SPAM images of the Montreal Neurological Institute were used to objectively calculate the brain SPECT counts. SPAM images consist of 98 VOIs including bilateral cortical gyri, and each image consists of the probability from 0 to 1, which belongs to a specific region. Tc-99m ECD brain SPECT images were counted and spatially normalized by a 12-parameter affine (linear) transformation to the ICBM SPECT template provided in statistical parametric mapping (SPM2 software). The counts from normalized SPECT images were multiplied by the probability from 98 VOIs of SPAM using a program developed with Matlab (Mathworks Inc., Natick, MA, USA). The SPAM probability-weighted mean counts were calculated by dividing the probability-weighted sum of all voxels in the VOI by the sum of the probability sum of the VOI and the number of voxels. With this multiplication of normalized SPECT and SPAM, the probability-weighted counts were obtained for all VOIs. As a result, 98 VOIs, including bilateral cortical gyri segmented by SPAM, were overlaid on the patient's spatially normalized SPECT. ASI of the specific brain regions was acquired using the following equation: ASI (%) = (SPAMA – SPAMNA) × 200/(SPAMA + SPAMNA), where SPAMA indicates SPAM probability-weighted mean counts of affected VOIs; SPAMNA indicates SPAM probability-weighted mean counts of contralateral non-affected VOIs.
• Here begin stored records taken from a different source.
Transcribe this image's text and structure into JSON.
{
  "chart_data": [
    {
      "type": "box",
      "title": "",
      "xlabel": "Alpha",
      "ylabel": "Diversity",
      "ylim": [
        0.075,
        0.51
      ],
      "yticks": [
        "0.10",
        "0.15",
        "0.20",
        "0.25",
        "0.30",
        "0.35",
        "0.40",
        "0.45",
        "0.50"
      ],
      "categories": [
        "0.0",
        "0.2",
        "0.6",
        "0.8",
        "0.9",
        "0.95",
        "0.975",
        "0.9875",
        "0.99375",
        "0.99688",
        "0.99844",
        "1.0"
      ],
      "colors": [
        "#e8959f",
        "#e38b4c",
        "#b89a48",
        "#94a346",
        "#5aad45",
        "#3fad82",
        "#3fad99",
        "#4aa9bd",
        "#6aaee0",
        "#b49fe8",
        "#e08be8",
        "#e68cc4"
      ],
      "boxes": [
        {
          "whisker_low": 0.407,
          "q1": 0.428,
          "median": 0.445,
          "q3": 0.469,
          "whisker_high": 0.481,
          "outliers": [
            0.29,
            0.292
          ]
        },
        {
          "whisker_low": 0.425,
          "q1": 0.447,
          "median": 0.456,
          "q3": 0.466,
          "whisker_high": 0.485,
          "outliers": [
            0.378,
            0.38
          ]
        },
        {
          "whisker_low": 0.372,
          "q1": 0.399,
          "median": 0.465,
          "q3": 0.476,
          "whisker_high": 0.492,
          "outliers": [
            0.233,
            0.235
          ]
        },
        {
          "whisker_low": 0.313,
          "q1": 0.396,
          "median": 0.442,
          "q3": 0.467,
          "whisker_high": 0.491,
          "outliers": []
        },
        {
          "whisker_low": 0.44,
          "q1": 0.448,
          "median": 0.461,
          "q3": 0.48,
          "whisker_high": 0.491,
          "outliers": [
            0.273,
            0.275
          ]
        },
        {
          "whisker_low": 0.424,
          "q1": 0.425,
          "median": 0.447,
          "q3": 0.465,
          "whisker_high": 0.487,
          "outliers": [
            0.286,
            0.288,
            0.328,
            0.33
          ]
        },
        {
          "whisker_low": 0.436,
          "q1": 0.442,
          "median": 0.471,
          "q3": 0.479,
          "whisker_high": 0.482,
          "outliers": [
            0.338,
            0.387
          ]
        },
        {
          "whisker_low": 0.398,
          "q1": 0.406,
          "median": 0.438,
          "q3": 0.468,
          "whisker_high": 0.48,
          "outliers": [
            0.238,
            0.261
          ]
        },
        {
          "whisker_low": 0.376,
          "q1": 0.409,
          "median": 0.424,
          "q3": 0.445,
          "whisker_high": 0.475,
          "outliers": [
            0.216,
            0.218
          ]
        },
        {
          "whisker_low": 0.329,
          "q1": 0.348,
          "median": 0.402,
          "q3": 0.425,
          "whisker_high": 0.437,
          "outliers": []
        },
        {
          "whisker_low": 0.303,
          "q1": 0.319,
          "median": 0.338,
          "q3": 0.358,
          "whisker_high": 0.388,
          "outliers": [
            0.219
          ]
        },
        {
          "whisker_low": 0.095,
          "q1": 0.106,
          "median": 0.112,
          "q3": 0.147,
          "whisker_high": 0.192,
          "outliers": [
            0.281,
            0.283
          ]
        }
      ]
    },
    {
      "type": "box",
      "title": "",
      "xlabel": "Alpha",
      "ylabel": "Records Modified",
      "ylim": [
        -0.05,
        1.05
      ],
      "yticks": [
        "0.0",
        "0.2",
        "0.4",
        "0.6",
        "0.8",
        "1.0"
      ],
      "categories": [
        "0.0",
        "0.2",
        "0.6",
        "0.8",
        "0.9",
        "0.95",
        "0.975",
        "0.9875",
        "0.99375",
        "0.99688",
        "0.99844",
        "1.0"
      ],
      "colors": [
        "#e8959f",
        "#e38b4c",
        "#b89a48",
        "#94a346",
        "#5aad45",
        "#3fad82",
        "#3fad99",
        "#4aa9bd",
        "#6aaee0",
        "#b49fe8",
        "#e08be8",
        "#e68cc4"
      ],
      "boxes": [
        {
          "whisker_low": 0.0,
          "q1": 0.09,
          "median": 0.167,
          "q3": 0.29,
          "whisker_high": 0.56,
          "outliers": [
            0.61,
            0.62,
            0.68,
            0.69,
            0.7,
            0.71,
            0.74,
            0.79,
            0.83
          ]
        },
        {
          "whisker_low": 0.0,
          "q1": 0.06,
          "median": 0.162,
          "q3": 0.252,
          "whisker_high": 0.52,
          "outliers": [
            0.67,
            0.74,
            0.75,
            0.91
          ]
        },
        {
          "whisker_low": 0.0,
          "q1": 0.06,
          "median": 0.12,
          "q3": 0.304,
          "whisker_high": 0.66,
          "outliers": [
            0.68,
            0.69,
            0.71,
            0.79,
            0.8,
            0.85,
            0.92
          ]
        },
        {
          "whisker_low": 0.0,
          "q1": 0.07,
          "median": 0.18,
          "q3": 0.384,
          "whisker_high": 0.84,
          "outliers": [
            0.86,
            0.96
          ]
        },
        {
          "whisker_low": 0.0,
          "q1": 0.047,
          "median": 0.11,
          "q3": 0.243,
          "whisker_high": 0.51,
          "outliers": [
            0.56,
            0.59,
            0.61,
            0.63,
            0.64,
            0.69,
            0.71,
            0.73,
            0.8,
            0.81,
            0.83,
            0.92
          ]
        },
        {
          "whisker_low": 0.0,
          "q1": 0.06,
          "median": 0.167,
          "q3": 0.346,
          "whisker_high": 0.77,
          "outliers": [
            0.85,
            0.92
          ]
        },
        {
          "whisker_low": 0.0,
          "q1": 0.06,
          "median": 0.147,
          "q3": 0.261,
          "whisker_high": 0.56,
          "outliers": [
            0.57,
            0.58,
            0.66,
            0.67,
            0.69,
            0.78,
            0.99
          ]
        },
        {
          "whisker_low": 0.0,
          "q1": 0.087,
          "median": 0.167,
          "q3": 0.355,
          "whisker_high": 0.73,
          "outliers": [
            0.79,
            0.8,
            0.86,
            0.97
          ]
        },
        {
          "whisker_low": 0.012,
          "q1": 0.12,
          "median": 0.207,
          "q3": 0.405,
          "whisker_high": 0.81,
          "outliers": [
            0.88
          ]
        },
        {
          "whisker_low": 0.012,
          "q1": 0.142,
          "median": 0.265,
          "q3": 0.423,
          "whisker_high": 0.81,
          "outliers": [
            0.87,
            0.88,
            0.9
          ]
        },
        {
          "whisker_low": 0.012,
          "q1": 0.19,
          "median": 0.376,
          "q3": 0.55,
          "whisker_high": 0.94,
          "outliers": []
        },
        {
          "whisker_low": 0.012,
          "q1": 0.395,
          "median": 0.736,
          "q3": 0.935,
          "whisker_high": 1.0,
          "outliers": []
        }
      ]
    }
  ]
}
If bilateral hemispheric brain cortical structures were affected, the right hemispheric structure was considered as SPAMA for the calculation of ASI.

Statistical analysis

All continuous variables were expressed as mean ± SD. Comparison of groups was performed using the Mann-Whitney test, and Fisher's exact test (MedCalc® version 8.1, Mariakerke, Belgium), as appropriate. Correlation between SPAM results and HDRS score and symptom factors was assessed by Pearson correlation analysis.